As you might be observing, oil prices have fallen over the past three months. Recently Goldman Sachs has slashed its 2015 Brent oil price forecasts to $85 per barrel for March 2015.
Talking about the Indian Subcontinent, the prime beneficiary to this event is the Government of India which can meet its fiscal deficit targets comfortably. Since diesel subsidies form a major portion of the government’s annual budget, reduction in oil prices will cut down expenditures. Taking advantage of lower oil prices, the Government has proactively deregulated diesel prices. Although this decision was long pending, we need to see if this deregulation continues with increase in oil prices too. Another benefit would be the decline in inflation which has been the main agenda of the NDA during the general elections.
With expected cut down in fiscal expenditure pertaining to subsidies, there is a good opportunity for the Government to invest into infrastructure projects which are long starving for funds. Lower fiscal deficit and softer diesel prices will help RBI in achieving its inflation targets. This would allow it to back the Government on reforms and investment by cutting interest rates.

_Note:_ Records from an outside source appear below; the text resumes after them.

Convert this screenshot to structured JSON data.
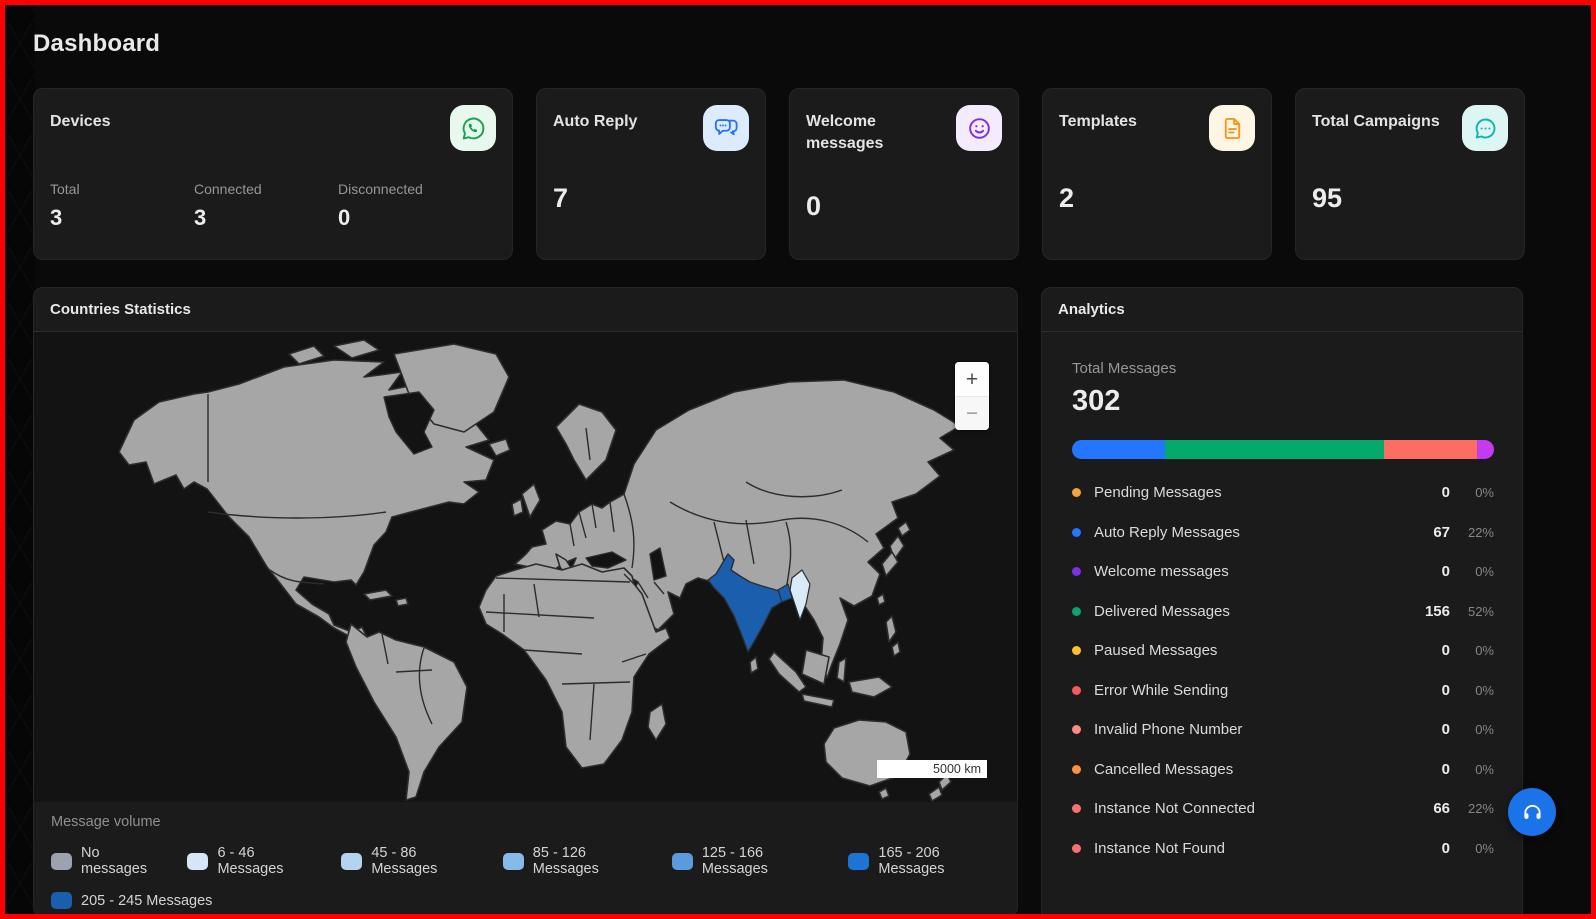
{
  "page": {
    "title": "Dashboard"
  },
  "colors": {
    "frame_red": "#ff0000"
  },
  "stat_cards": [
    {
      "title": "Devices",
      "icon": "whatsapp-icon",
      "icon_color": "#14a24c",
      "icon_bg": "#e8f8ef",
      "metrics": [
        {
          "label": "Total",
          "value": "3"
        },
        {
          "label": "Connected",
          "value": "3"
        },
        {
          "label": "Disconnected",
          "value": "0"
        }
      ]
    },
    {
      "title": "Auto Reply",
      "icon": "chat-bubbles-icon",
      "icon_color": "#2472fa",
      "icon_bg": "#dcebfe",
      "value": "7"
    },
    {
      "title": "Welcome messages",
      "icon": "smiley-icon",
      "icon_color": "#7c2fe8",
      "icon_bg": "#f4ebfe",
      "value": "0"
    },
    {
      "title": "Templates",
      "icon": "document-icon",
      "icon_color": "#f8951d",
      "icon_bg": "#fdf6e4",
      "value": "2"
    },
    {
      "title": "Total Campaigns",
      "icon": "campaign-chat-icon",
      "icon_color": "#0fb5ac",
      "icon_bg": "#ddf6f3",
      "value": "95"
    }
  ],
  "countries_panel": {
    "title": "Countries Statistics",
    "map": {
      "zoom_in_label": "+",
      "zoom_out_label": "−",
      "scale_label": "5000 km",
      "land_color": "#a6a6a6",
      "border_color": "#2c2c2c",
      "ocean_color": "#131313",
      "india_color": "#1a5fae",
      "bangladesh_color": "#1a5fae",
      "myanmar_color": "#d9eaf8"
    },
    "legend_title": "Message volume",
    "legend": [
      {
        "label": "No messages",
        "color": "#9ca3af"
      },
      {
        "label": "6 - 46 Messages",
        "color": "#d4e6f7"
      },
      {
        "label": "45 - 86 Messages",
        "color": "#b3d3f0"
      },
      {
        "label": "85 - 126 Messages",
        "color": "#88bae9"
      },
      {
        "label": "125 - 166 Messages",
        "color": "#5b9bdd"
      },
      {
        "label": "165 - 206 Messages",
        "color": "#1d74d4"
      },
      {
        "label": "205 - 245 Messages",
        "color": "#1a5fae"
      }
    ]
  },
  "analytics_panel": {
    "title": "Analytics",
    "total_label": "Total Messages",
    "total_value": "302",
    "bar_segments": [
      {
        "name": "auto-reply",
        "color": "#2276ff",
        "pct": 22
      },
      {
        "name": "delivered",
        "color": "#04a96c",
        "pct": 52
      },
      {
        "name": "instance-not-connected",
        "color": "#fc6e62",
        "pct": 22
      },
      {
        "name": "other",
        "color": "#c33bf0",
        "pct": 4
      }
    ],
    "items": [
      {
        "label": "Pending Messages",
        "value": "0",
        "pct": "0%",
        "color": "#f7a23b"
      },
      {
        "label": "Auto Reply Messages",
        "value": "67",
        "pct": "22%",
        "color": "#2276ff"
      },
      {
        "label": "Welcome messages",
        "value": "0",
        "pct": "0%",
        "color": "#7c2fe8"
      },
      {
        "label": "Delivered Messages",
        "value": "156",
        "pct": "52%",
        "color": "#0ba46f"
      },
      {
        "label": "Paused Messages",
        "value": "0",
        "pct": "0%",
        "color": "#fdc228"
      },
      {
        "label": "Error While Sending",
        "value": "0",
        "pct": "0%",
        "color": "#f8595f"
      },
      {
        "label": "Invalid Phone Number",
        "value": "0",
        "pct": "0%",
        "color": "#fa8a82"
      },
      {
        "label": "Cancelled Messages",
        "value": "0",
        "pct": "0%",
        "color": "#fb923c"
      },
      {
        "label": "Instance Not Connected",
        "value": "66",
        "pct": "22%",
        "color": "#f87171"
      },
      {
        "label": "Instance Not Found",
        "value": "0",
        "pct": "0%",
        "color": "#f87171"
      }
    ]
  },
  "support_button": {
    "icon": "headphones-icon",
    "color": "#1a73e8"
  }
}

Though these are highly positive developments for the economy, the Government has to address numerous other agendas. The Centre has not yet sent out a clear message or guidelines for FDI in retail and exports. The Centre has only started to articulate its vision of manufacturing in India and easing the regulatory and legal policy for businesses. Also, the state level complacency and disagreement on implementation of many such reforms are big hurdles which will dampen the effort taken at the centre.

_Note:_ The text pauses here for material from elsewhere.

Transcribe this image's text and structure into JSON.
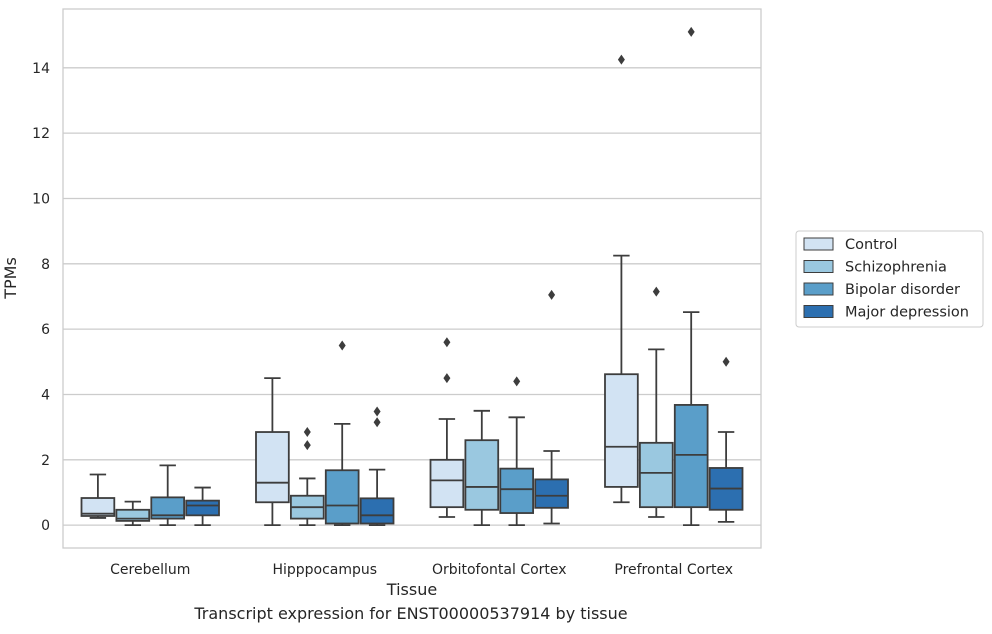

Looking at the current fundamentals, we just see the locus of high inflation shifting from higher fuel prices to supply bottlenecks and slow moving reforms. We expect inflation to remain at moderate to high levels till the implementation of reforms improves macro fundamentals.
While few domestic industries are welcoming lower oil prices, the export-oriented industries are seeing this event as a caution. If the decline in oil prices is due to slowdown in the global economy, we think exporters will have a tough time selling their products abroad. Even if exports do not contribute majorly to the government’s revenues, their contribution in foreign funds is significant, which is needed to keep current account deficit in check. Even a minor outflow of foreign exchange will depreciate rupee, which may impact private investment in infrastructure and manufacturing.
However, this wouldn’t be a major worry if the decline in oil prices is due to excess supply or due to shift of the consumption to other energy resources or disagreement within the OPEC. Only time will tell the likely reason for decline in oil prices. For details you can also read this Bloomberg article on ‘Why Oil Prices Went Down So Far So Fast’
The Government has ample of time in hand to encourage investments in the economy. This will not only attract foreign investment but will also lead to higher GDP growth rate.